To those outside the field, and even to some focused on empirical applications, phylogenetics may appear to have little to do with algebra. Probability and statistics are clearly important ingredients, as modeling and inferring evolutionary relationships motivate the field. Combinatorics is also an obvious component, as the graph-theoretic notions of trees, and more recently networks, are used to describe the relationships. But where does the algebra arise?

The models used in phylogenetics are necessarily complex. At the simplest, they depend on a tree structure, as well as Markov matrices describing changes in nucleotide sequences along the edges. These two components result in probability distributions given by rather complicated polynomials on the parameters of the models, whose precise form reflects the structure of the tree. Even following standard statistical paradigms for inference, efficient calculation, such as by the Felsenstein pruning algorithm Felsenstein (1981) used in likelihood calculations, depends on understanding this algebraic structure.

But in the late 1980s, the algebraic structure also suggested alternative inference frameworks to some researchers. These included the phylogenetic invariants of Cavender and Felsenstein (1987), and of Lake (1987), and the Hadamard transform framework of Hendy and his colleagues Hendy and Penny (1989), Hendy et al. (1994). While this early explicitly algebraic work resulted in a number of interesting mathematical explorations, perhaps culminated in Evans and Speed’s invariants work Evans and Speed (1993), it had little impact on practical inference as simulations studies seldom showed good performance Huelsenbeck (1995).

In the early 2000s, works of Allman and Rhodes (2003) and of Sturmfels and Sullivant (2005) revived interest in invariants. Interest in applying algebraic perspectives to statistical problems, especially in computational biology, was exemplified by the book of Pachter and Sturmfels (2005), which helped draw new researchers to the field. Of course, algebra in statistics has been present from the beginning, such as in Pearson’s work Pearson (1894), but as theoretic and computational tools of algebra have developed, they had remained largely outside of the inference toolbox.

In recent years, algebraic methods have been crucial to advances in the theory of phylogenetic inference [in particular, parameter identifiability of phylogenetic models Allman and Rhodes (2009), Allman et al. (2018)] and in new methods of tree reconstruction Fernández-Sánchez and Casanellas (2016), Chifman and Kubatko (2014) that are competitive with traditional frameworks. The tools that have been used draw from algebraic geometry, commutative algebra, computational algebra and algebraic statistics as well as group representation theory and algebraic combinatorics.

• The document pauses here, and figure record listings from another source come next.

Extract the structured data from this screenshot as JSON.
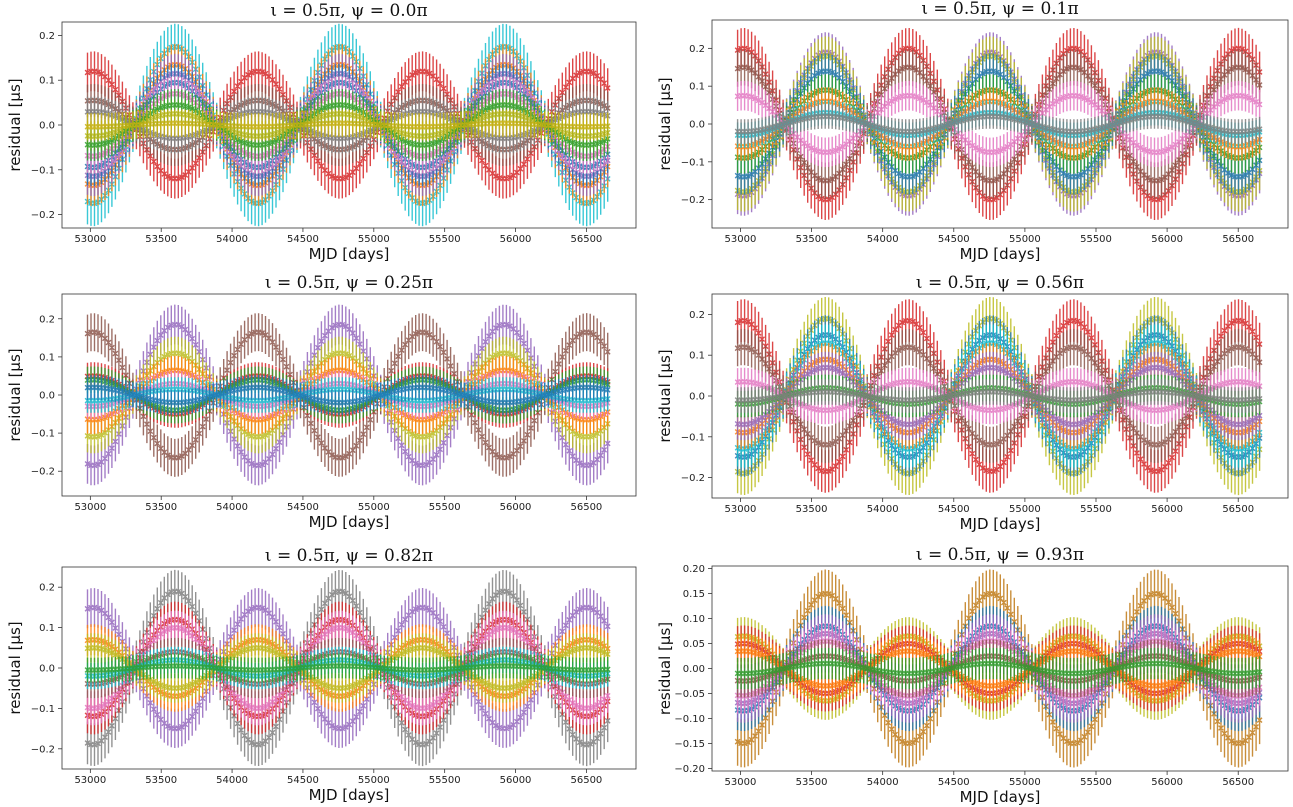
{
  "figure": {
    "xlabel": "MJD [days]",
    "ylabel": "residual [μs]"
  },
  "chart_data": [
    {
      "type": "line",
      "title": "ι = 0.5π, ψ = 0.0π",
      "xlabel": "MJD [days]",
      "ylabel": "residual [μs]",
      "xlim": [
        52800,
        56850
      ],
      "ylim": [
        -0.23,
        0.23
      ],
      "xticks": [
        53000,
        53500,
        54000,
        54500,
        55000,
        55500,
        56000,
        56500
      ],
      "yticks": [
        -0.2,
        -0.1,
        0.0,
        0.1,
        0.2
      ],
      "ytick_labels": [
        "−0.2",
        "−0.1",
        "0.0",
        "0.1",
        "0.2"
      ],
      "marker": "x",
      "errorbars": true,
      "period_days": 1160,
      "x_range": [
        52980,
        56650
      ],
      "series": [
        {
          "color": "#17becf",
          "amplitude": 0.175,
          "phase": 1.57
        },
        {
          "color": "#d62728",
          "amplitude": -0.12,
          "phase": 1.57
        },
        {
          "color": "#ff7f0e",
          "amplitude": 0.135,
          "phase": 1.57
        },
        {
          "color": "#9467bd",
          "amplitude": 0.115,
          "phase": 1.57
        },
        {
          "color": "#1f77b4",
          "amplitude": 0.095,
          "phase": 1.57
        },
        {
          "color": "#8c564b",
          "amplitude": -0.055,
          "phase": 1.57
        },
        {
          "color": "#e377c2",
          "amplitude": 0.07,
          "phase": 1.57
        },
        {
          "color": "#7f7f7f",
          "amplitude": -0.03,
          "phase": 1.57
        },
        {
          "color": "#bcbd22",
          "amplitude": 0.025,
          "phase": 1.57
        },
        {
          "color": "#2ca02c",
          "amplitude": 0.045,
          "phase": 1.57
        },
        {
          "color": "#c7b010",
          "amplitude": 0.004,
          "phase": 1.57
        }
      ]
    },
    {
      "type": "line",
      "title": "ι = 0.5π, ψ = 0.1π",
      "xlabel": "MJD [days]",
      "ylabel": "residual [μs]",
      "xlim": [
        52800,
        56850
      ],
      "ylim": [
        -0.275,
        0.275
      ],
      "xticks": [
        53000,
        53500,
        54000,
        54500,
        55000,
        55500,
        56000,
        56500
      ],
      "yticks": [
        -0.2,
        -0.1,
        0.0,
        0.1,
        0.2
      ],
      "ytick_labels": [
        "−0.2",
        "−0.1",
        "0.0",
        "0.1",
        "0.2"
      ],
      "marker": "x",
      "errorbars": true,
      "period_days": 1160,
      "x_range": [
        52980,
        56650
      ],
      "series": [
        {
          "color": "#d62728",
          "amplitude": -0.2,
          "phase": 1.57
        },
        {
          "color": "#9467bd",
          "amplitude": 0.19,
          "phase": 1.57
        },
        {
          "color": "#bcbd22",
          "amplitude": 0.18,
          "phase": 1.57
        },
        {
          "color": "#1f77b4",
          "amplitude": 0.14,
          "phase": 1.57
        },
        {
          "color": "#8c564b",
          "amplitude": -0.15,
          "phase": 1.57
        },
        {
          "color": "#2ca02c",
          "amplitude": 0.09,
          "phase": 1.57
        },
        {
          "color": "#ff7f0e",
          "amplitude": 0.06,
          "phase": 1.57
        },
        {
          "color": "#e377c2",
          "amplitude": -0.075,
          "phase": 1.57
        },
        {
          "color": "#17becf",
          "amplitude": 0.03,
          "phase": 1.57
        },
        {
          "color": "#7f7f7f",
          "amplitude": 0.02,
          "phase": 1.57
        }
      ]
    },
    {
      "type": "line",
      "title": "ι = 0.5π, ψ = 0.25π",
      "xlabel": "MJD [days]",
      "ylabel": "residual [μs]",
      "xlim": [
        52800,
        56850
      ],
      "ylim": [
        -0.265,
        0.265
      ],
      "xticks": [
        53000,
        53500,
        54000,
        54500,
        55000,
        55500,
        56000,
        56500
      ],
      "yticks": [
        -0.2,
        -0.1,
        0.0,
        0.1,
        0.2
      ],
      "ytick_labels": [
        "−0.2",
        "−0.1",
        "0.0",
        "0.1",
        "0.2"
      ],
      "marker": "x",
      "errorbars": true,
      "period_days": 1160,
      "x_range": [
        52980,
        56650
      ],
      "series": [
        {
          "color": "#9467bd",
          "amplitude": 0.185,
          "phase": 1.57
        },
        {
          "color": "#8c564b",
          "amplitude": -0.165,
          "phase": 1.57
        },
        {
          "color": "#bcbd22",
          "amplitude": 0.11,
          "phase": 1.57
        },
        {
          "color": "#ff7f0e",
          "amplitude": 0.065,
          "phase": 1.57
        },
        {
          "color": "#d62728",
          "amplitude": -0.05,
          "phase": 1.57
        },
        {
          "color": "#2ca02c",
          "amplitude": -0.04,
          "phase": 1.57
        },
        {
          "color": "#e377c2",
          "amplitude": 0.03,
          "phase": 1.57
        },
        {
          "color": "#17becf",
          "amplitude": 0.015,
          "phase": 1.57
        },
        {
          "color": "#1f77b4",
          "amplitude": -0.02,
          "phase": 1.57
        }
      ]
    },
    {
      "type": "line",
      "title": "ι = 0.5π, ψ = 0.56π",
      "xlabel": "MJD [days]",
      "ylabel": "residual [μs]",
      "xlim": [
        52800,
        56850
      ],
      "ylim": [
        -0.25,
        0.25
      ],
      "xticks": [
        53000,
        53500,
        54000,
        54500,
        55000,
        55500,
        56000,
        56500
      ],
      "yticks": [
        -0.2,
        -0.1,
        0.0,
        0.1,
        0.2
      ],
      "ytick_labels": [
        "−0.2",
        "−0.1",
        "0.0",
        "0.1",
        "0.2"
      ],
      "marker": "x",
      "errorbars": true,
      "period_days": 1160,
      "x_range": [
        52980,
        56650
      ],
      "series": [
        {
          "color": "#d62728",
          "amplitude": -0.185,
          "phase": 1.57
        },
        {
          "color": "#bcbd22",
          "amplitude": 0.19,
          "phase": 1.57
        },
        {
          "color": "#1f77b4",
          "amplitude": 0.15,
          "phase": 1.57
        },
        {
          "color": "#17becf",
          "amplitude": 0.13,
          "phase": 1.57
        },
        {
          "color": "#8c564b",
          "amplitude": -0.12,
          "phase": 1.57
        },
        {
          "color": "#ff7f0e",
          "amplitude": 0.09,
          "phase": 1.57
        },
        {
          "color": "#9467bd",
          "amplitude": 0.07,
          "phase": 1.57
        },
        {
          "color": "#e377c2",
          "amplitude": -0.035,
          "phase": 1.57
        },
        {
          "color": "#2ca02c",
          "amplitude": 0.02,
          "phase": 1.57
        },
        {
          "color": "#7f7f7f",
          "amplitude": 0.01,
          "phase": 1.57
        }
      ]
    },
    {
      "type": "line",
      "title": "ι = 0.5π, ψ = 0.82π",
      "xlabel": "MJD [days]",
      "ylabel": "residual [μs]",
      "xlim": [
        52800,
        56850
      ],
      "ylim": [
        -0.25,
        0.25
      ],
      "xticks": [
        53000,
        53500,
        54000,
        54500,
        55000,
        55500,
        56000,
        56500
      ],
      "yticks": [
        -0.2,
        -0.1,
        0.0,
        0.1,
        0.2
      ],
      "ytick_labels": [
        "−0.2",
        "−0.1",
        "0.0",
        "0.1",
        "0.2"
      ],
      "marker": "x",
      "errorbars": true,
      "period_days": 1160,
      "x_range": [
        52980,
        56650
      ],
      "series": [
        {
          "color": "#7f7f7f",
          "amplitude": 0.19,
          "phase": 1.57
        },
        {
          "color": "#9467bd",
          "amplitude": -0.15,
          "phase": 1.57
        },
        {
          "color": "#d62728",
          "amplitude": 0.12,
          "phase": 1.57
        },
        {
          "color": "#e377c2",
          "amplitude": 0.1,
          "phase": 1.57
        },
        {
          "color": "#ff7f0e",
          "amplitude": -0.07,
          "phase": 1.57
        },
        {
          "color": "#bcbd22",
          "amplitude": -0.05,
          "phase": 1.57
        },
        {
          "color": "#8c564b",
          "amplitude": 0.04,
          "phase": 1.57
        },
        {
          "color": "#17becf",
          "amplitude": 0.02,
          "phase": 1.57
        },
        {
          "color": "#2ca02c",
          "amplitude": 0.005,
          "phase": 1.57
        }
      ]
    },
    {
      "type": "line",
      "title": "ι = 0.5π, ψ = 0.93π",
      "xlabel": "MJD [days]",
      "ylabel": "residual [μs]",
      "xlim": [
        52800,
        56850
      ],
      "ylim": [
        -0.205,
        0.205
      ],
      "xticks": [
        53000,
        53500,
        54000,
        54500,
        55000,
        55500,
        56000,
        56500
      ],
      "yticks": [
        -0.2,
        -0.15,
        -0.1,
        -0.05,
        0.0,
        0.05,
        0.1,
        0.15,
        0.2
      ],
      "ytick_labels": [
        "−0.20",
        "−0.15",
        "−0.10",
        "−0.05",
        "0.00",
        "0.05",
        "0.10",
        "0.15",
        "0.20"
      ],
      "marker": "x",
      "errorbars": true,
      "period_days": 1160,
      "x_range": [
        52980,
        56650
      ],
      "series": [
        {
          "color": "#c07a18",
          "amplitude": 0.15,
          "phase": 1.57
        },
        {
          "color": "#bcbd22",
          "amplitude": -0.065,
          "phase": 1.57
        },
        {
          "color": "#d62728",
          "amplitude": -0.05,
          "phase": 1.57
        },
        {
          "color": "#1f77b4",
          "amplitude": 0.085,
          "phase": 1.57
        },
        {
          "color": "#9467bd",
          "amplitude": 0.07,
          "phase": 1.57
        },
        {
          "color": "#e377c2",
          "amplitude": 0.055,
          "phase": 1.57
        },
        {
          "color": "#ff7f0e",
          "amplitude": -0.035,
          "phase": 1.57
        },
        {
          "color": "#8c564b",
          "amplitude": 0.025,
          "phase": 1.57
        },
        {
          "color": "#2ca02c",
          "amplitude": 0.01,
          "phase": 1.57
        }
      ]
    }
  ]
}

The works in this volume showcase the varied directions in which algebra is playing a role in current phylogenetic research.

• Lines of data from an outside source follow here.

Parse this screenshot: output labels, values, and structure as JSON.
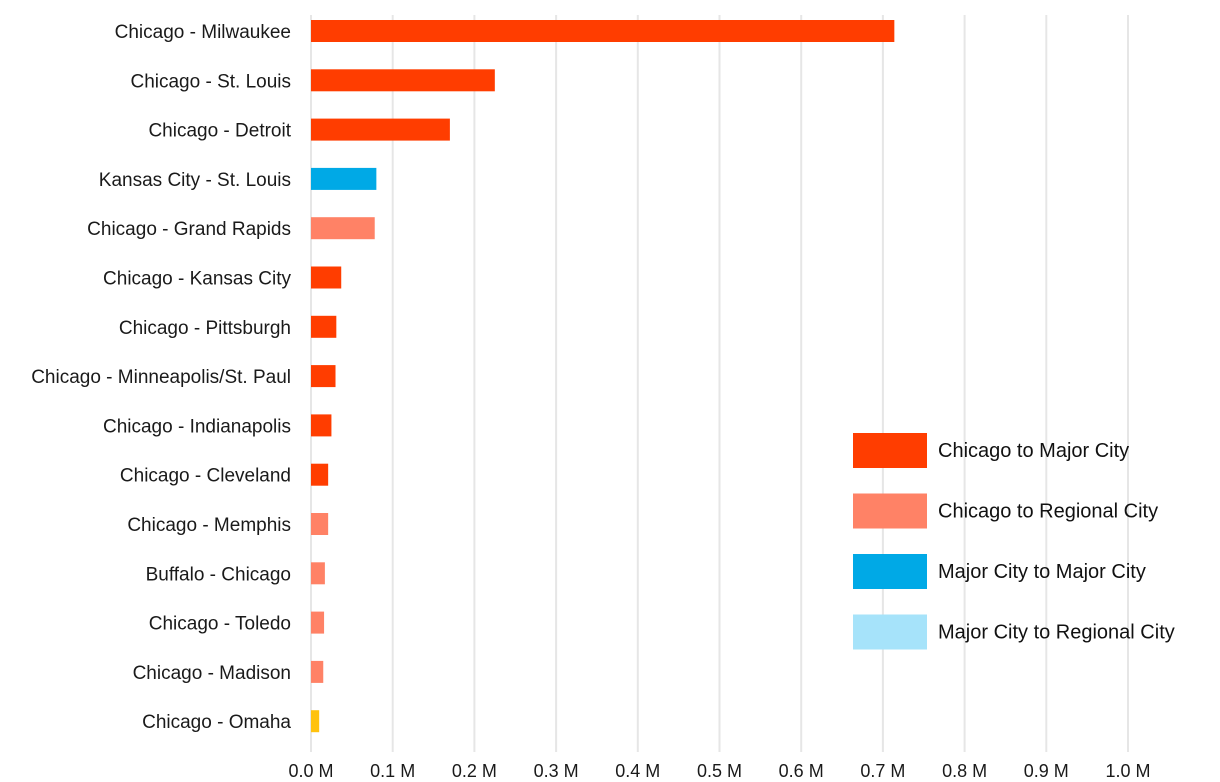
{
  "chart_data": {
    "type": "bar",
    "orientation": "horizontal",
    "title": "",
    "xlabel": "",
    "ylabel": "",
    "xlim": [
      0,
      1.0
    ],
    "x_ticks": [
      "0.0 M",
      "0.1 M",
      "0.2 M",
      "0.3 M",
      "0.4 M",
      "0.5 M",
      "0.6 M",
      "0.7 M",
      "0.8 M",
      "0.9 M",
      "1.0 M"
    ],
    "x_tick_values": [
      0,
      0.1,
      0.2,
      0.3,
      0.4,
      0.5,
      0.6,
      0.7,
      0.8,
      0.9,
      1.0
    ],
    "grid": "vertical",
    "legend_position": "right",
    "categories": [
      "Chicago - Milwaukee",
      "Chicago - St. Louis",
      "Chicago - Detroit",
      "Kansas City - St. Louis",
      "Chicago - Grand Rapids",
      "Chicago - Kansas City",
      "Chicago - Pittsburgh",
      "Chicago - Minneapolis/St. Paul",
      "Chicago - Indianapolis",
      "Chicago - Cleveland",
      "Chicago - Memphis",
      "Buffalo - Chicago",
      "Chicago - Toledo",
      "Chicago - Madison",
      "Chicago - Omaha"
    ],
    "values": [
      0.714,
      0.225,
      0.17,
      0.08,
      0.078,
      0.037,
      0.031,
      0.03,
      0.025,
      0.021,
      0.021,
      0.017,
      0.016,
      0.015,
      0.01
    ],
    "bar_groups": [
      "Chicago to Major City",
      "Chicago to Major City",
      "Chicago to Major City",
      "Major City to Major City",
      "Chicago to Regional City",
      "Chicago to Major City",
      "Chicago to Major City",
      "Chicago to Major City",
      "Chicago to Major City",
      "Chicago to Major City",
      "Chicago to Regional City",
      "Chicago to Regional City",
      "Chicago to Regional City",
      "Chicago to Regional City",
      "other"
    ],
    "group_colors": {
      "Chicago to Major City": "#ff3d00",
      "Chicago to Regional City": "#ff8266",
      "Major City to Major City": "#00a9e6",
      "Major City to Regional City": "#a6e3fa",
      "other": "#ffc20e"
    },
    "legend": [
      {
        "name": "Chicago to Major City",
        "color": "#ff3d00"
      },
      {
        "name": "Chicago to Regional City",
        "color": "#ff8266"
      },
      {
        "name": "Major City to Major City",
        "color": "#00a9e6"
      },
      {
        "name": "Major City to Regional City",
        "color": "#a6e3fa"
      }
    ],
    "gridline_color": "#e6e6e6"
  }
}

Algebraic varieties underly the investigation of mixture models by Gross et al., as well as the study of maximum likelihood inference using recently developed numerical algebraic geometry tools by Kosta and Kubjas. Sumner and Woodhams focus more tightly on the modeling of sequence evolution, and the algebraic origin of nicely structured models.

A number of works move beyond simple evolution on a tree. The multispecies coalescent model, which describes the biological process by which gene trees may differ from species trees, is analyzed by Disanto and Rosenberg with tools of algebraic combinatorics. Long and Kubatko also consider this model, greatly weakening the assumptions necessary to justify the invariant-based SVDquartets method of species tree inference. Durden and Sullivant give an identifiability result for a k-mer based distance under the coalescent.

Moving from trees to networks, Kim et al. investigate the impact of admixture on phylogenetic distances and tree reconstruction. Considering both the coalescent and the hybridization, Baños mixes algebraic and combinatorial approaches to show the identifiability of many network features from gene tree data.

Two works highlight other algebraic tools. Terauds and Sumner apply representation theory to study improving distance estimates based on gene order through maximum likelihood. Yoshida et al. bring tropical geometry and algebra to bear on summarizing collections of trees, through a new form of principal component analysis.

Finally, Huber et al.’s work highlights the role of submodularity, a concept appearing widely in combinatorics and optimization, while Wicke and Fischer address open questions on the Shapely value of trees.